In der Nähe von Groß-Mohrdorf beziehen wir ebenfalls täglich Stellung im Kranorama, einer Beobachtungsstation des Kranich- Informationszentrums (Groß-Mohrdorf) am Günzer See. Die geschlossene Bauweise des Kranoramas verringert Störungen der Kraniche und auch der Gänse und anderen Vögel, die sich hier auf den Günzer Seewiesen in Sichtweite tummeln. Wir sehen durch die aufgestellten Spektive nicht nur Kraniche sondern auch Graugänse und  in der Ferne auf einem Hochsitz sitzt sogar ein Seeadler!

Das Kranorama steht direkt an den Nahrungsflächen der Kraniche, die durch Fütterungen sehr nah an die Plattform gelockt werden, so dass die scheuen Vögel gut beobachtet und fotografiert werden können. Die Fütterung dient wohl auch zur Ablenkung der Vögel von den Ackerflächen, um die Schäden für die Landwirte so gering wie möglich zu halten.

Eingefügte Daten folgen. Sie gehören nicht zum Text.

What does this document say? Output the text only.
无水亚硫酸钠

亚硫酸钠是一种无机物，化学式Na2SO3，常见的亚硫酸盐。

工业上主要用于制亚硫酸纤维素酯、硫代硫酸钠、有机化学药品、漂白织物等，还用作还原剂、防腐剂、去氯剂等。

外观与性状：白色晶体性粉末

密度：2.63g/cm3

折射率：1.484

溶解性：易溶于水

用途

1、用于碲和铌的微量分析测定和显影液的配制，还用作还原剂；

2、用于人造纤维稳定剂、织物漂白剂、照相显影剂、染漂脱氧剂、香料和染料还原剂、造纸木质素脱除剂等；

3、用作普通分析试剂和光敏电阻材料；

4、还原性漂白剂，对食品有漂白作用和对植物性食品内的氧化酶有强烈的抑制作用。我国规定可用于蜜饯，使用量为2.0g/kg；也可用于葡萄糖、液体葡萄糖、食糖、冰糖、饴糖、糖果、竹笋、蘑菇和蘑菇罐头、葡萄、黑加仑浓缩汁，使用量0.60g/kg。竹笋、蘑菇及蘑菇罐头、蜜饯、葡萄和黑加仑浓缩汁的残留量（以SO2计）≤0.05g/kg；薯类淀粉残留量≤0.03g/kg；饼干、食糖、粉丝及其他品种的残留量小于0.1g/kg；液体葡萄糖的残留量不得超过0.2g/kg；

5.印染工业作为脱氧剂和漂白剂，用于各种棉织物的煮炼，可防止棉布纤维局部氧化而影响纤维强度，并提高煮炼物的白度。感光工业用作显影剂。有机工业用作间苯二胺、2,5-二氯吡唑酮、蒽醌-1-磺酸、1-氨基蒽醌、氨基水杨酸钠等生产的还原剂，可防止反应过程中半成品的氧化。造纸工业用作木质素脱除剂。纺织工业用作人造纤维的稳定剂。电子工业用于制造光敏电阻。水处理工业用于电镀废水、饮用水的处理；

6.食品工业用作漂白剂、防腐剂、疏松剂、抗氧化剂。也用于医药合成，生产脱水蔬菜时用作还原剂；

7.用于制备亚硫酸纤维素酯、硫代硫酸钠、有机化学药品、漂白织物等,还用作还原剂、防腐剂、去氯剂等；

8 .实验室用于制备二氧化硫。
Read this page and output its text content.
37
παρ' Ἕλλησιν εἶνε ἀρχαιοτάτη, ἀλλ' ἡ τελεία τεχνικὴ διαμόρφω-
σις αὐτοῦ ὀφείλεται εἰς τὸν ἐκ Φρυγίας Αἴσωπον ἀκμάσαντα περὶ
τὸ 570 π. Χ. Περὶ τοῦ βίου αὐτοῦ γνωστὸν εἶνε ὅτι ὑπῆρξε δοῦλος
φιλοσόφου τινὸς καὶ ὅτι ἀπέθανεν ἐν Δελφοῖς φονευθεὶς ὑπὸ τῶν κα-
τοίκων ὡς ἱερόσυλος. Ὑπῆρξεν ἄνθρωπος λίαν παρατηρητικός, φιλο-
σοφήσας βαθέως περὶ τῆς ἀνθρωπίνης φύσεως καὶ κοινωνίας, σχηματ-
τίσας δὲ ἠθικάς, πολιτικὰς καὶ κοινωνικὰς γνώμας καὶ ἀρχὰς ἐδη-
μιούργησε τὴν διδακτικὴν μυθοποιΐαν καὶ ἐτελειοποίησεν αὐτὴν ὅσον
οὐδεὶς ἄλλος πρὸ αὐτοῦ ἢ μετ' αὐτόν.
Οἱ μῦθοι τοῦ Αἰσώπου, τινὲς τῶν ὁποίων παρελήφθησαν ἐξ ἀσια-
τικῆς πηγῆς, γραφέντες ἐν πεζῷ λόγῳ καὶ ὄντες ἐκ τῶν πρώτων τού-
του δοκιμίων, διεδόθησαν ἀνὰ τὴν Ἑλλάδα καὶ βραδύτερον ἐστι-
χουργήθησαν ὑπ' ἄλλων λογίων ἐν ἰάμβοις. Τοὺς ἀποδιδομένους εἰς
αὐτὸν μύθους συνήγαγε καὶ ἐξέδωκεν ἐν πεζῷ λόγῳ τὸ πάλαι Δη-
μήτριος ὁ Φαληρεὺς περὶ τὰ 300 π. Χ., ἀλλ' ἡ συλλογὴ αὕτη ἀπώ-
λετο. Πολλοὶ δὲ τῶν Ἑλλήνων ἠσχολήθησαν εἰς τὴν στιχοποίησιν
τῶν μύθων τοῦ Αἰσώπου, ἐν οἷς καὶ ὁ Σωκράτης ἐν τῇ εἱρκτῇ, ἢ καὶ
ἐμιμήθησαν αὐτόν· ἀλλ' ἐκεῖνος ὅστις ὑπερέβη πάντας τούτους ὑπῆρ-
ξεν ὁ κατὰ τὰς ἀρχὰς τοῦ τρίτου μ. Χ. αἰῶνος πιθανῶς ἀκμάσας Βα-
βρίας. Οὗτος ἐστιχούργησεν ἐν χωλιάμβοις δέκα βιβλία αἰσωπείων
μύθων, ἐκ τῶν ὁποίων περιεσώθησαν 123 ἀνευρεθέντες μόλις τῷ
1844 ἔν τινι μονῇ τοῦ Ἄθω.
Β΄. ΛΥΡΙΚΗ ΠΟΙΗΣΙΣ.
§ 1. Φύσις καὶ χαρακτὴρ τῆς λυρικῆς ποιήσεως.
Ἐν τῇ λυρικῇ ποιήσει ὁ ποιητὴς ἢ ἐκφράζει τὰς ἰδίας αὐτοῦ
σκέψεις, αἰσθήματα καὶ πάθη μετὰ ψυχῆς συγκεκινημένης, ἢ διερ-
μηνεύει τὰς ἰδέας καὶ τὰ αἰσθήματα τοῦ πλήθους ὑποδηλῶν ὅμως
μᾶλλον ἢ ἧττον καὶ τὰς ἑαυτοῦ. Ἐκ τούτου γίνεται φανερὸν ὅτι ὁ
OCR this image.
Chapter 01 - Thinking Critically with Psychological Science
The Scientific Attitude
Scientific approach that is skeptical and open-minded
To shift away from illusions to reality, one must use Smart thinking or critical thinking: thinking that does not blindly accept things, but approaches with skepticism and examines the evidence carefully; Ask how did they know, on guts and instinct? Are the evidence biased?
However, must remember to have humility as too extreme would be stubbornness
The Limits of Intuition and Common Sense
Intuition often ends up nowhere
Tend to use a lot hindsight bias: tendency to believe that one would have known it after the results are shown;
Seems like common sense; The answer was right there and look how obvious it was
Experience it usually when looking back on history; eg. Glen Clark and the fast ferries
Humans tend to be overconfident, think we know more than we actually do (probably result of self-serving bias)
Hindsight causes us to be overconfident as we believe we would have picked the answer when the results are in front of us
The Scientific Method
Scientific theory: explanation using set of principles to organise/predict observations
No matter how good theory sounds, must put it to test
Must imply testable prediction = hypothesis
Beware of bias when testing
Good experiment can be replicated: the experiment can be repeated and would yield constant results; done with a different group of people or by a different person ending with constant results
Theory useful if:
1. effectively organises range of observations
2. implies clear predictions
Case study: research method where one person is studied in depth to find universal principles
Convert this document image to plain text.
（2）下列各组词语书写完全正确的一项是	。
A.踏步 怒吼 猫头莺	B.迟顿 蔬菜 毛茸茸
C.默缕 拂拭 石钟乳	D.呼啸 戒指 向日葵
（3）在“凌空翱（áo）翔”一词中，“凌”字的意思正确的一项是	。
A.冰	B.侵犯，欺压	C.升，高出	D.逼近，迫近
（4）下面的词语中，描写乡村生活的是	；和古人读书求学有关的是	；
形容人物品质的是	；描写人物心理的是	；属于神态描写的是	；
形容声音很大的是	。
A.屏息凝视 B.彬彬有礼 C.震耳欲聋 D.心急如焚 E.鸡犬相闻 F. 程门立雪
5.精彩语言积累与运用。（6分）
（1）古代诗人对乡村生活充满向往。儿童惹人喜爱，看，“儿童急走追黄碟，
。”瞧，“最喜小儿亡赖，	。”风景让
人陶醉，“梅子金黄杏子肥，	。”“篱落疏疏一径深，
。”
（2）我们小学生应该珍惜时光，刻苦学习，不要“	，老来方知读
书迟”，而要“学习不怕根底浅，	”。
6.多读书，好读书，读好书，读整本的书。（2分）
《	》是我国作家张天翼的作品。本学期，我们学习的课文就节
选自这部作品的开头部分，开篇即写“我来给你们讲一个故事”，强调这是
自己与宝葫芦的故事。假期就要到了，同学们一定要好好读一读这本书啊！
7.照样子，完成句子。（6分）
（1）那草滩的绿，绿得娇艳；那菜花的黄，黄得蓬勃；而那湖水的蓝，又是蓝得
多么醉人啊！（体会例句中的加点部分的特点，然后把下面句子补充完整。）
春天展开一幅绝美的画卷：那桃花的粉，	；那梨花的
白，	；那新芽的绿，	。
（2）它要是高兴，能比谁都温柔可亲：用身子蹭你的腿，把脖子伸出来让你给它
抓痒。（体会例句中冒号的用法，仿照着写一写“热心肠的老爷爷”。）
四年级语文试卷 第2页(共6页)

Leider ist der Weg um das Kranorama herum nicht abgesperrt und so mancher Besucher spaziert darum herum, was sofort ein Auffliegen der Kraniche zur Folge hat, das ja eigentlich vermieden werden soll.

Mehrere Ranger sind hier vor Ort. Sie beantworten alle Fragen und helfen beim Einstellen des Spektivs, vielen Dank!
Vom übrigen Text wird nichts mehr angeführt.